The song that is widely believed to mark the shift in The Beatles‘ sound that led to Revolver is also the archetype of the synchronised songwriting camaraderie shared by John Lennon and Paul McCartney.

“There weren’t many disputes,” recalled McCartney while promoting his 2021 memoir and song commentary ‘The Lyrics’. Their method of songwriting had become established after years of practice, and “there was never so much battling, because if someone said, ‘I like this better’, it was generally a better idea, so you’d give into each other…just ping-ponging ideas.”

Paul would make the commute down to South West London, sit down at Lennon’s table with a cup of tea, and start coming up with a line each. This time, it was all Macca’s idea: “Sometimes I’d bring something in, and he’d go, ‘Well, there you are’, that’s it, I just got the stamp of approval, and I think ‘Paperback Writer’ was a bit like that.” Lennon credited it to be his bandmate’s version of his own ‘Day Tripper’, almost like a sequel to it – “but it is Paul’s song”.

The mutual respect in their songwriting bromance allowed the pendulum to swing both ways, so that with Lennon’s writing, too, McCartney would hear a song and sometimes immediately “go, ‘Great, lovely’, and then that was that one done.” It was moments like that, like when Lennon wrote ‘Nowhere Man’, that the two were really in sync. “I look back on it and think, ‘Yeah, you were a good collaborator,’” remarked Paul. 

The 1966 UK number one ‘Paperback Writer’ was believed to be a turning point in the young Scousers’ careers. The boys’ production team had set them on a schedule of four releases per year for the first few years of intense commercial demand, and this song closed the foreseen schedule, effectively releasing them into creative freedom. Shifting their focus from maintaining a ‘boyband’ image to actual musical development, their later psychedelic sound emerged out of ‘Paperback Writer’ as a declaration of the band’s artistic growth.
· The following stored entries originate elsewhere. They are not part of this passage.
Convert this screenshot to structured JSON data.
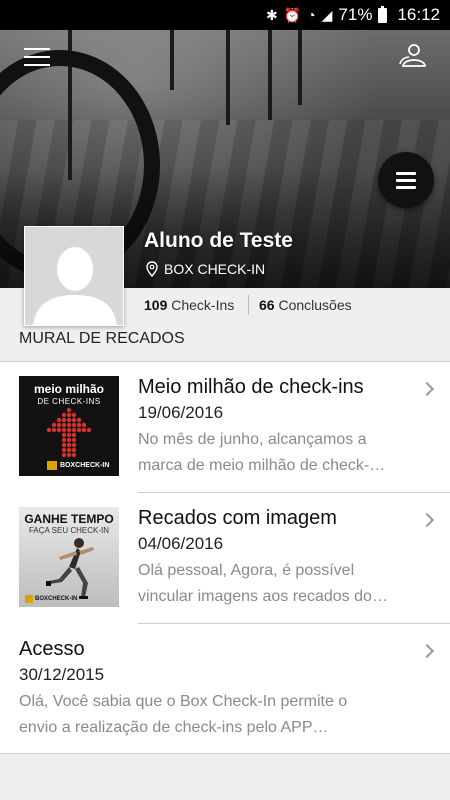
{
  "status_bar": {
    "battery": "71%",
    "time": "16:12"
  },
  "profile": {
    "name": "Aluno de Teste",
    "location": "BOX CHECK-IN",
    "checkins_count": "109",
    "checkins_label": "Check-Ins",
    "conclusions_count": "66",
    "conclusions_label": "Conclusões"
  },
  "section": {
    "title": "MURAL DE RECADOS"
  },
  "messages": [
    {
      "title": "Meio milhão de check-ins",
      "date": "19/06/2016",
      "preview_line1": "No mês de junho, alcançamos a",
      "preview_line2": "marca de meio milhão de check-…",
      "thumb": {
        "heading": "meio milhão",
        "subheading": "DE CHECK-INS",
        "logo_text": "BOXCHECK-IN"
      }
    },
    {
      "title": "Recados com imagem",
      "date": "04/06/2016",
      "preview_line1": "Olá pessoal, Agora, é possível",
      "preview_line2": "vincular imagens aos recados do…",
      "thumb": {
        "heading": "GANHE TEMPO",
        "subheading": "FAÇA SEU CHECK-IN",
        "logo_text": "BOXCHECK-IN"
      }
    },
    {
      "title": "Acesso",
      "date": "30/12/2015",
      "preview_line1": "Olá, Você sabia que o Box Check-In permite o",
      "preview_line2": "envio a realização de check-ins pelo APP…"
    }
  ],
  "icons": {
    "menu": "hamburger-menu-icon",
    "user_switch": "users-icon",
    "fab": "menu-fab-icon",
    "location": "map-pin-icon",
    "chevron": "chevron-right-icon"
  },
  "colors": {
    "status_bar": "#000000",
    "fab": "#111111",
    "accent_logo": "#d9a300",
    "arrow_red": "#d8302a"
  }
}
The song’s experimental creation started from the jamming point, since the song was written using a single chord – much like ‘Tomorrow Never Knows’ or ‘If I Needed Someone’. This was an early symptom of their fascination with Indian sound, with a stronger bass and a reduced emphasis on a melody. The result is a bluesy, heavier sound that’s still rock and roll but “with a guitar lick on a fuzzy, loud guitar,” according to Lennon. 

As Macca took the lead after reading a story in the Daily Mail about an ambitious author, “I proceeded to write it just like a letter in front of him, occasionally rhyming it. And John, as I recall, just sat there… amused smile, saying, ‘Yes, that’s it, that’ll do.’” The lads would head upstairs to make instrumental magic and intuitively click into each other’s thinking. They later layered in some heavy studio effects, and in-studio harmonies like an a cappella counter-melody take on ‘Frère Jacques’.

Although their greater use of studio technological advancements didn’t translate so well when the track was performed live, the interesting new song narrative and initial experimentation away from pop rendered it an instant success, leading the way for The Beatles to find their voice in folk raga rock.